Sainsbury's and Tesco are to help savers hit by the collapse of the Swindon based Christmas savings scheme, Farepak.
Tesco is to donate £250,000 to a government-backed fund to help those who have lost out.
The supermarket chain said it has agreed with the company's administrator that customers who were saving for Sainsbury's vouchers via the Farepak scheme should be able to receive 25% of the value of their savings.
Sainsbury's hoped to dispatch the vouchers to agents by the end of this month.
In a statement, it said, "While Sainsbury's has no involvement with Farepak and its operation, we now know that many of Farepak's customers had planned to use their savings to buy Sainsbury's vouchers .

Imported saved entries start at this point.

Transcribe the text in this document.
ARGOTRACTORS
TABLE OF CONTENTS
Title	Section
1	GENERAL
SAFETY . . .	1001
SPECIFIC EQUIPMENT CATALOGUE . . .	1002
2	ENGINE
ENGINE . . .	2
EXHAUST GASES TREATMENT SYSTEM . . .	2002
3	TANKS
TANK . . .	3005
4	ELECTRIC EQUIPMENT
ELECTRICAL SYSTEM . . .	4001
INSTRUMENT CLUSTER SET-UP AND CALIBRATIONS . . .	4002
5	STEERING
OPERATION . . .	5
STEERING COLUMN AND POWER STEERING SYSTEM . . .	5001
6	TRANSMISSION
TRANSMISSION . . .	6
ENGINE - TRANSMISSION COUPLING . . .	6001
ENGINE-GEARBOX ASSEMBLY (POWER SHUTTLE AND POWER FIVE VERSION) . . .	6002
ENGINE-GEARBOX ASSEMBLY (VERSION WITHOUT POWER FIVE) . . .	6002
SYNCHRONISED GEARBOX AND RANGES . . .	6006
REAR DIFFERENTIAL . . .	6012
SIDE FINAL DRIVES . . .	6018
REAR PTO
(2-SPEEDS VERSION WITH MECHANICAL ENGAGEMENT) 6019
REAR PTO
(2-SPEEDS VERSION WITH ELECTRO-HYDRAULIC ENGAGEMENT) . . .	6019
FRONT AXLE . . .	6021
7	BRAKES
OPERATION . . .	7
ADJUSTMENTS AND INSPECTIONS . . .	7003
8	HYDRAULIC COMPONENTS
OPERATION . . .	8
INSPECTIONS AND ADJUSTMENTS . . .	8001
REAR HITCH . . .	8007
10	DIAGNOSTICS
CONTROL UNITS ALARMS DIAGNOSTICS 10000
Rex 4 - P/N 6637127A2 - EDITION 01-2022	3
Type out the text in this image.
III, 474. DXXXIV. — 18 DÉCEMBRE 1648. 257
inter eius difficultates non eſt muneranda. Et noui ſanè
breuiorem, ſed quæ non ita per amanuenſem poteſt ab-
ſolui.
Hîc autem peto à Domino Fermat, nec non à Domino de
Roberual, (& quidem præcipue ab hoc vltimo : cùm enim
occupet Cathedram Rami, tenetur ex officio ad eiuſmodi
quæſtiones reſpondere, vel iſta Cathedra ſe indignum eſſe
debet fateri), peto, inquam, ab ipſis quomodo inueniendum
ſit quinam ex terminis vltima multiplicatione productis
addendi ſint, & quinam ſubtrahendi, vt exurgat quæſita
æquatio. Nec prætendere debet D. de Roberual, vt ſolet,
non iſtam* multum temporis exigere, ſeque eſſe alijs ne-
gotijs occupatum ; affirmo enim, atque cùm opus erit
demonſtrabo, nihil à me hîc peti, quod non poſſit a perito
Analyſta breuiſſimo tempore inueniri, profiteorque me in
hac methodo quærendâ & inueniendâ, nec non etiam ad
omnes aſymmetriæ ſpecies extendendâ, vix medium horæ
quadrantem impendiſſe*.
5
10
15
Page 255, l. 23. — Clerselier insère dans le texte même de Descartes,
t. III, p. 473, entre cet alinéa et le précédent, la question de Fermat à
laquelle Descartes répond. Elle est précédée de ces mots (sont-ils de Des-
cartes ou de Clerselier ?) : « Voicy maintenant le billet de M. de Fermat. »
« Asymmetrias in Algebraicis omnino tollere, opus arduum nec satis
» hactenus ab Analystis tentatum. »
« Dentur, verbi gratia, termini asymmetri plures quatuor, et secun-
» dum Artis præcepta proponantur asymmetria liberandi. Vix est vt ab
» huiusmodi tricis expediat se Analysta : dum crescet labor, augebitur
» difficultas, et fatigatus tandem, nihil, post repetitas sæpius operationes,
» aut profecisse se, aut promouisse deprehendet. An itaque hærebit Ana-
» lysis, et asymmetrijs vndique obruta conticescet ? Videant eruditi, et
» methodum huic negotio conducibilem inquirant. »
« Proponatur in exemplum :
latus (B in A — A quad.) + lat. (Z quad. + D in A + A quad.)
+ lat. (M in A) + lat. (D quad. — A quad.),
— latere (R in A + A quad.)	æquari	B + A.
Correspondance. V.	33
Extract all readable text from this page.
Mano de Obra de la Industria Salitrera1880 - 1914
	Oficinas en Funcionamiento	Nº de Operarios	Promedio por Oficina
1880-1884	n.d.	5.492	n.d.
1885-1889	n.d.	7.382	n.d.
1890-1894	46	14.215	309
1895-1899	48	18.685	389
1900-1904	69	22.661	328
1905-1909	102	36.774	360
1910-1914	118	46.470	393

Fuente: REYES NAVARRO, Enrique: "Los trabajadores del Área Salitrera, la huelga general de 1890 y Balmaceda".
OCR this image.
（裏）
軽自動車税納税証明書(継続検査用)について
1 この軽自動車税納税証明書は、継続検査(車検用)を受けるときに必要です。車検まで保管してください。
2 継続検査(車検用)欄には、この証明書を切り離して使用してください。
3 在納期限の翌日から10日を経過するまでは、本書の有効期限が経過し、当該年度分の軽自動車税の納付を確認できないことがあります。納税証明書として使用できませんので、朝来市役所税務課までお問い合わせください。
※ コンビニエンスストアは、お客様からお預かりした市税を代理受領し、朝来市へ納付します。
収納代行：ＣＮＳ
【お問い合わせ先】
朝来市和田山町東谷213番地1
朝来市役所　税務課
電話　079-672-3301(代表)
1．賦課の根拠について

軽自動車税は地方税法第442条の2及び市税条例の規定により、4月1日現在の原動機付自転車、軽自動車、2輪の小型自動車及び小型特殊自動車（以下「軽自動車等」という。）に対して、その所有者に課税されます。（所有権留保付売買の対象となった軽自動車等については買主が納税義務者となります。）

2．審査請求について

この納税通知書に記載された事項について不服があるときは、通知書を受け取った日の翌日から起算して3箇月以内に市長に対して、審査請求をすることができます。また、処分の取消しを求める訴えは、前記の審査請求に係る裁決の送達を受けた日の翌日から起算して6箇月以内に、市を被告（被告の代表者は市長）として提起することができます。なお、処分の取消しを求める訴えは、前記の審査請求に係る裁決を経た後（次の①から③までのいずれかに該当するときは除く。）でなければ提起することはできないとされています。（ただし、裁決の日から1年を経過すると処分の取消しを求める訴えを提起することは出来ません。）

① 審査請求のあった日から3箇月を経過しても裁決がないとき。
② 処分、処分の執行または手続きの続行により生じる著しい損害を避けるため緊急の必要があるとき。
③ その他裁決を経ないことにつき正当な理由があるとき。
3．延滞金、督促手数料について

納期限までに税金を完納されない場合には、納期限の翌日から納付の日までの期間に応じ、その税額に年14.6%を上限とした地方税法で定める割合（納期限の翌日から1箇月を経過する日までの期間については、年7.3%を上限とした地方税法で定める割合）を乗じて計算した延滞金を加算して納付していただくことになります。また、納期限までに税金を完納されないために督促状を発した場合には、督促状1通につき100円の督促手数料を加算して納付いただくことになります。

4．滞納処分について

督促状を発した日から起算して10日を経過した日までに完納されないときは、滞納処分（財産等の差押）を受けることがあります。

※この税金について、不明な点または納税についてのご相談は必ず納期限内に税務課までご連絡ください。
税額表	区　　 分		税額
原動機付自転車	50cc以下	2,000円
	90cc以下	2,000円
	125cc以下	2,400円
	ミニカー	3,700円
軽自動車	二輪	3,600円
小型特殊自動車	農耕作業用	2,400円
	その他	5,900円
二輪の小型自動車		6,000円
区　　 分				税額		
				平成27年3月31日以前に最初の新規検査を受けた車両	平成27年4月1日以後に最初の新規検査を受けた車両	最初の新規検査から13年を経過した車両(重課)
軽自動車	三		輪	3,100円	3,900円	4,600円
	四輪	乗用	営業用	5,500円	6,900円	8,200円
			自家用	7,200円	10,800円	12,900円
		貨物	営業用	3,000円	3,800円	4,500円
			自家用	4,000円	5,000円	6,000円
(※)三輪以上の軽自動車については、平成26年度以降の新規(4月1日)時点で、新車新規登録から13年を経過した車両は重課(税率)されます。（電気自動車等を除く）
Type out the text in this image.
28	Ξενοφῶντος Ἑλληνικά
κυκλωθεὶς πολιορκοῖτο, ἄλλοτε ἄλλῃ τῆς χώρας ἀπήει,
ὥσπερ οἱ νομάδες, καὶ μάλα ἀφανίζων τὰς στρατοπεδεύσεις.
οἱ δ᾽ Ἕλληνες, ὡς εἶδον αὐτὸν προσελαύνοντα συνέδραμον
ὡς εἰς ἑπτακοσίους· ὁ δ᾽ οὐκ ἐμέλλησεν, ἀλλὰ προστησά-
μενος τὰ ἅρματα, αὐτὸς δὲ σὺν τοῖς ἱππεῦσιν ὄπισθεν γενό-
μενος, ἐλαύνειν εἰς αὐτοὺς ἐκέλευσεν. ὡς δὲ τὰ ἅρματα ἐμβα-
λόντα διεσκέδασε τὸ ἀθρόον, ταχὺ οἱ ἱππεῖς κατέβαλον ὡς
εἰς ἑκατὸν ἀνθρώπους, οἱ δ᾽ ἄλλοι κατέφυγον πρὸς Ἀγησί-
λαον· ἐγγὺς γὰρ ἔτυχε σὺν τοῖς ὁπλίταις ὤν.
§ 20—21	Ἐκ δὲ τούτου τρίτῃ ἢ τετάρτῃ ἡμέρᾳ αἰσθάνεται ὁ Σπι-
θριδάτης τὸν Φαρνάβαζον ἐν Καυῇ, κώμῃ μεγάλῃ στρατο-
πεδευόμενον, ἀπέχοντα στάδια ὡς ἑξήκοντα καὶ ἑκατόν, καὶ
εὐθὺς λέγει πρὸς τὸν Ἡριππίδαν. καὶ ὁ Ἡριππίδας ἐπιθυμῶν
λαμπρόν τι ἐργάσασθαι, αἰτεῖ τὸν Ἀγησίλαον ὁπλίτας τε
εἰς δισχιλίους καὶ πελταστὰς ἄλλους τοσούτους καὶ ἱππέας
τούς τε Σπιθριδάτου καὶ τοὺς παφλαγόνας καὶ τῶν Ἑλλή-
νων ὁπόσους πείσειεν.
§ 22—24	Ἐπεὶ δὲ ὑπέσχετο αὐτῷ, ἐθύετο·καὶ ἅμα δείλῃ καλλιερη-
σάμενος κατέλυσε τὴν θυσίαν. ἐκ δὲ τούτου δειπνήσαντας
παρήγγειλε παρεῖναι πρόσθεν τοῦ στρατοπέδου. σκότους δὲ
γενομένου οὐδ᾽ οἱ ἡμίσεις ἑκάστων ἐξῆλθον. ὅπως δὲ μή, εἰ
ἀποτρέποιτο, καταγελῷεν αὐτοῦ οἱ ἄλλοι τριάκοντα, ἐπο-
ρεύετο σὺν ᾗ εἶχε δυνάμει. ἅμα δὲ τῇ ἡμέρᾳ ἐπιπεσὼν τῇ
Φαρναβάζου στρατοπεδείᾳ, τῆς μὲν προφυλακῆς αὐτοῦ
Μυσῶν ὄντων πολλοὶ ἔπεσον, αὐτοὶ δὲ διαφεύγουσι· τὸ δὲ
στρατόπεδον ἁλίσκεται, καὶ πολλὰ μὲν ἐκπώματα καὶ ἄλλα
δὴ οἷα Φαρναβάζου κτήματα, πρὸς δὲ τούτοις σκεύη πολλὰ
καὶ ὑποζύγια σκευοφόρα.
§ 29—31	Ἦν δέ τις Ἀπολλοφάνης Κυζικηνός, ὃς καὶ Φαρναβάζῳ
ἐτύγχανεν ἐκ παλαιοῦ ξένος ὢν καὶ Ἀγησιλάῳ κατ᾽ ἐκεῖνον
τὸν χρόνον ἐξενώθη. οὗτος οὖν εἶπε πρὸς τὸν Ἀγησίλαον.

"We hope that through this goodwill gesture we have been able to give these customers that opportunity, and we have gone some way to mitigating this difficult situation."
A Tesco spokesman said that through its donation to the Department for Trade and Industry-backed Farepak Response Fund it was "setting a lead it hopes other companies and organisations will follow.
Chancellor Gordon Brown called on other firms to follow suit, as thousands of less well-off families were left facing Christmas without any Christmas presents or Christmas food.
Mr Brown said, "While the circumstances surrounding Farepak are not in any way of our making, we are concerned about the impact on those affected," he said. "We now believe this scheme offers the best means of helping all Farepak customers to enjoy their Christmas."
He added, "It is terrible what has happened to people who have saved through this scheme to lose your money and therefore vouchers before Christmas, when you have been banking on that for your Christmas presents, is outrageous."
He concluded, "I hope that the whole of the retail trade will come behind what you might call a goodwill gesture at Christmas so that companies like that - that have let people down - don't let this mean that people have Christmases that they will want to forget."